Description of Data

For this homework, I am using the same dataset as homework 5 from Kaggle which is called Suicide Rates Overview 1985 to 2016.

I am interested in looking at the average suicide numbers from 1985 to 2016 across through the world.

Importing Dataset

Here we are importing the suicide data set.

library(readr)
library(ggplot2)
library(ggthemes)
library(babynames)
library(Zelig)
## Loading required package: survival
## 
## Attaching package: 'Zelig'
## The following object is masked from 'package:ggplot2':
## 
##     stat
library(ggrepel)
library(HistData)
library(tidyverse)
## ── Attaching packages ─────────────────────────────────────────────── tidyverse 1.2.1 ──
## ✔ tibble  2.0.1       ✔ dplyr   0.8.0.1
## ✔ tidyr   0.8.2       ✔ stringr 1.3.1  
## ✔ purrr   0.3.0       ✔ forcats 0.3.0
## ── Conflicts ────────────────────────────────────────────────── tidyverse_conflicts() ──
## ✖ dplyr::filter() masks stats::filter()
## ✖ dplyr::lag()    masks stats::lag()
## ✖ purrr::reduce() masks Zelig::reduce()
## ✖ Zelig::stat()   masks ggplot2::stat()
library(viridis)
## Loading required package: viridisLite
options(dplyr.show_progress = FALSE)
data=read.csv("/Users/Jessica/Desktop/suicide.csv")
data$country=as.character(data$country)
sdata=data%>%
  select(country,year,sex,suicides_no)%>%
  group_by(country)%>%
  mutate(avgsuicide=mean(suicides_no))%>%
  select(country,avgsuicide,year)%>%
  unique()
g <- ggplot(sdata, mapping = aes(x = year, y = avgsuicide))
g1 <- g + geom_point()
g1
## Warning: Removed 1717 rows containing missing values (geom_point).

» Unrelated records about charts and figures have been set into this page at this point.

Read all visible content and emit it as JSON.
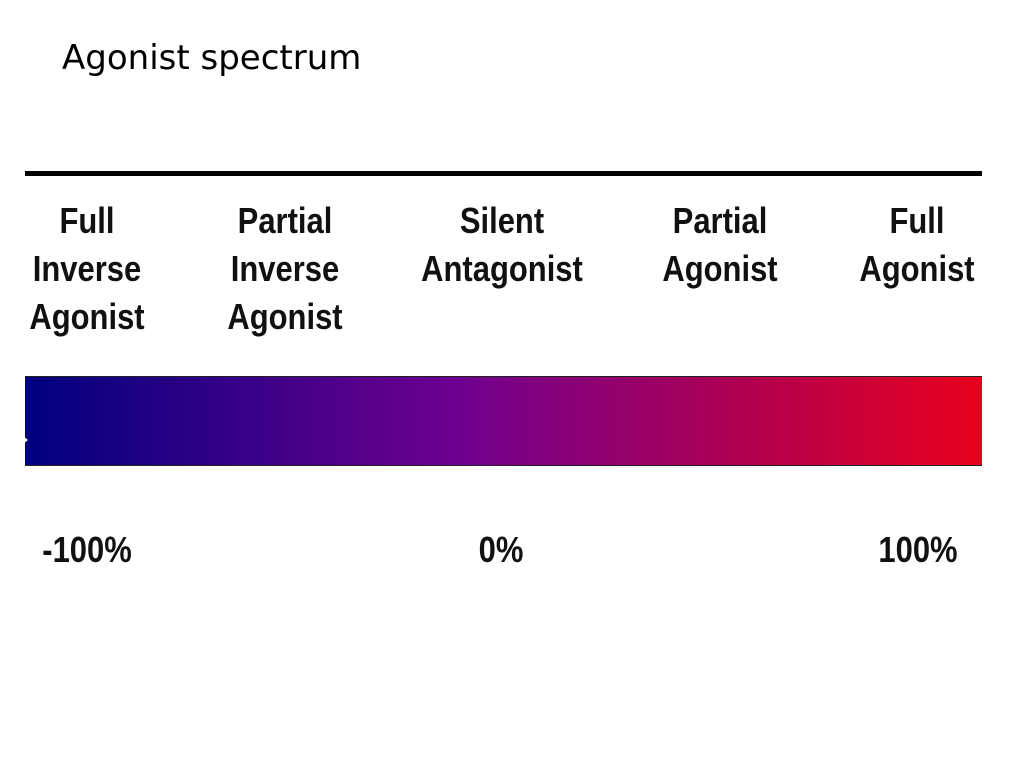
{
  "slide": {
    "title": "Agonist spectrum"
  },
  "spectrum": {
    "categories": [
      {
        "lines": [
          "Full",
          "Inverse",
          "Agonist"
        ]
      },
      {
        "lines": [
          "Partial",
          "Inverse",
          "Agonist"
        ]
      },
      {
        "lines": [
          "Silent",
          "Antagonist"
        ]
      },
      {
        "lines": [
          "Partial",
          "Agonist"
        ]
      },
      {
        "lines": [
          "Full",
          "Agonist"
        ]
      }
    ],
    "gradient": {
      "start_color": "#00007e",
      "mid_color": "#6e0090",
      "end_color": "#e8001c"
    },
    "scale_labels": [
      "-100%",
      "0%",
      "100%"
    ]
  }
}
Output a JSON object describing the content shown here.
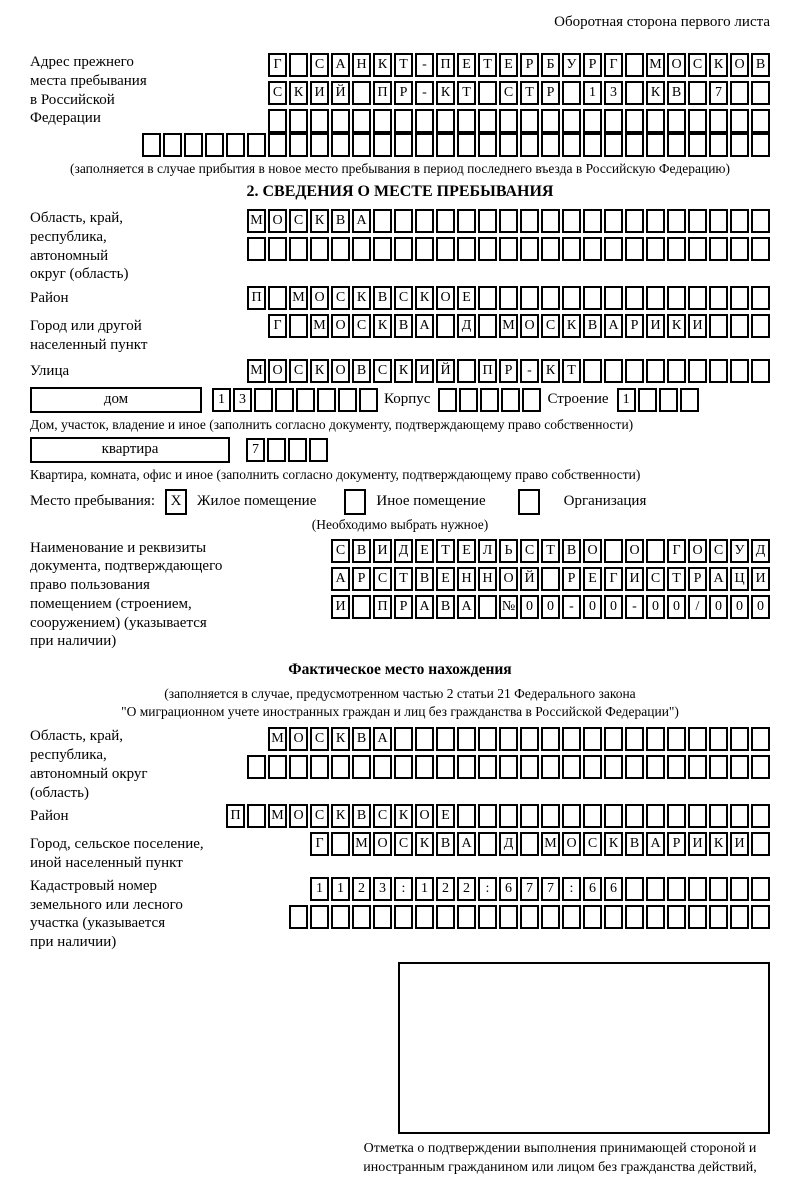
{
  "page": {
    "header_note": "Оборотная сторона первого листа"
  },
  "colors": {
    "ink": "#000000",
    "paper": "#ffffff"
  },
  "prev_address": {
    "label": "Адрес прежнего\nместа пребывания\nв Российской\nФедерации",
    "rows": [
      {
        "cells": "Г САНКТ-ПЕТЕРБУРГ МОСКОВ",
        "count": 24
      },
      {
        "cells": "СКИЙ ПР-КТ СТР 13 КВ 7",
        "count": 24
      },
      {
        "cells": "",
        "count": 24
      }
    ],
    "overflow_row": {
      "cells": "",
      "count": 30
    },
    "note": "(заполняется в случае прибытия в новое место пребывания в период последнего въезда в Российскую Федерацию)"
  },
  "section2": {
    "title": "2. СВЕДЕНИЯ О МЕСТЕ ПРЕБЫВАНИЯ",
    "oblast": {
      "label": "Область, край,\nреспублика,\nавтономный\nокруг (область)",
      "rows": [
        {
          "cells": "МОСКВА",
          "count": 25
        },
        {
          "cells": "",
          "count": 25
        }
      ]
    },
    "raion": {
      "label": "Район",
      "row": {
        "cells": "П МОСКВСКОЕ",
        "count": 25
      }
    },
    "gorod": {
      "label": "Город или другой\nнаселенный пункт",
      "row": {
        "cells": "Г МОСКВА Д МОСКВАРИКИ",
        "count": 24
      }
    },
    "ulitsa": {
      "label": "Улица",
      "row": {
        "cells": "МОСКОВСКИЙ ПР-КТ",
        "count": 25
      }
    },
    "dom": {
      "box_label": "дом",
      "row": {
        "cells": "13",
        "count": 8
      },
      "korpus_label": "Корпус",
      "korpus_row": {
        "cells": "",
        "count": 5
      },
      "stroenie_label": "Строение",
      "stroenie_row": {
        "cells": "1",
        "count": 4
      },
      "note": "Дом, участок, владение и иное (заполнить согласно документу, подтверждающему право собственности)"
    },
    "kvartira": {
      "box_label": "квартира",
      "row": {
        "cells": "7",
        "count": 4
      },
      "note": "Квартира, комната, офис и иное (заполнить согласно документу, подтверждающему право собственности)"
    },
    "mesto": {
      "label": "Место пребывания:",
      "zhiloe_mark": "X",
      "zhiloe_label": "Жилое помещение",
      "inoe_mark": "",
      "inoe_label": "Иное помещение",
      "org_mark": "",
      "org_label": "Организация",
      "note": "(Необходимо выбрать нужное)"
    },
    "doc": {
      "label": "Наименование и реквизиты\nдокумента, подтверждающего\nправо пользования\nпомещением (строением,\nсооружением) (указывается\nпри наличии)",
      "rows": [
        {
          "cells": "СВИДЕТЕЛЬСТВО О ГОСУД",
          "count": 21
        },
        {
          "cells": "АРСТВЕННОЙ РЕГИСТРАЦИ",
          "count": 21
        },
        {
          "cells": "И ПРАВА №00-00-00/000",
          "count": 21
        }
      ]
    }
  },
  "fakt": {
    "title": "Фактическое место нахождения",
    "note_line1": "(заполняется в случае, предусмотренном частью 2 статьи 21 Федерального закона",
    "note_line2": "\"О миграционном учете иностранных граждан и лиц без гражданства в Российской Федерации\")",
    "oblast": {
      "label": "Область, край,\nреспублика,\nавтономный округ\n(область)",
      "rows": [
        {
          "cells": "МОСКВА",
          "count": 24
        },
        {
          "cells": "",
          "count": 25
        }
      ]
    },
    "raion": {
      "label": "Район",
      "row": {
        "cells": "П МОСКВСКОЕ",
        "count": 26
      }
    },
    "gorod": {
      "label": "Город, сельское поселение,\nиной населенный пункт",
      "row": {
        "cells": "Г МОСКВА Д МОСКВАРИКИ",
        "count": 22
      }
    },
    "kadastr": {
      "label": "Кадастровый номер\nземельного или лесного\nучастка (указывается\nпри наличии)",
      "rows": [
        {
          "cells": "1123:122:677:66",
          "count": 22
        },
        {
          "cells": "",
          "count": 23
        }
      ]
    }
  },
  "stamp": {
    "caption": "Отметка о подтверждении выполнения принимающей стороной и иностранным гражданином или лицом без гражданства действий, необходимых для его постановки на учет по месту пребывания"
  }
}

From the graph above, we can see that the average suicide number of each country did not change much through the years. There is one country always has the highest suicide number throughout the years.

g2 <- g + geom_smooth()
g2
## `geom_smooth()` using method = 'gam' and formula 'y ~ s(x, bs = "cs")'
## Warning: Removed 1717 rows containing non-finite values (stat_smooth).

From this graph above, we can tell that the overall average suicide numbers are decreasing from 1985 to 2016.

ggplot(data=sdata,aes(x=reorder(country,avgsuicide),y=avgsuicide,fill=avgsuicide))+geom_bar(stat = "identity")+scale_fill_viridis(name = "Average Suicide", option = "C")+coord_flip()+labs(title = 'Average Suicide',subtitle='By country',x="country",y="Average Suicide")+geom_text(aes(label=round(avgsuicide,digits=3)), color="black", size=1.25,hjust=-.3)+
  theme_minimal()
## Warning: Removed 1717 rows containing missing values (position_stack).
## Warning: Removed 1717 rows containing missing values (geom_text).

From this graph, we can tell that the highest suicide numbers are mostly among developed countries, including Japan, German, France.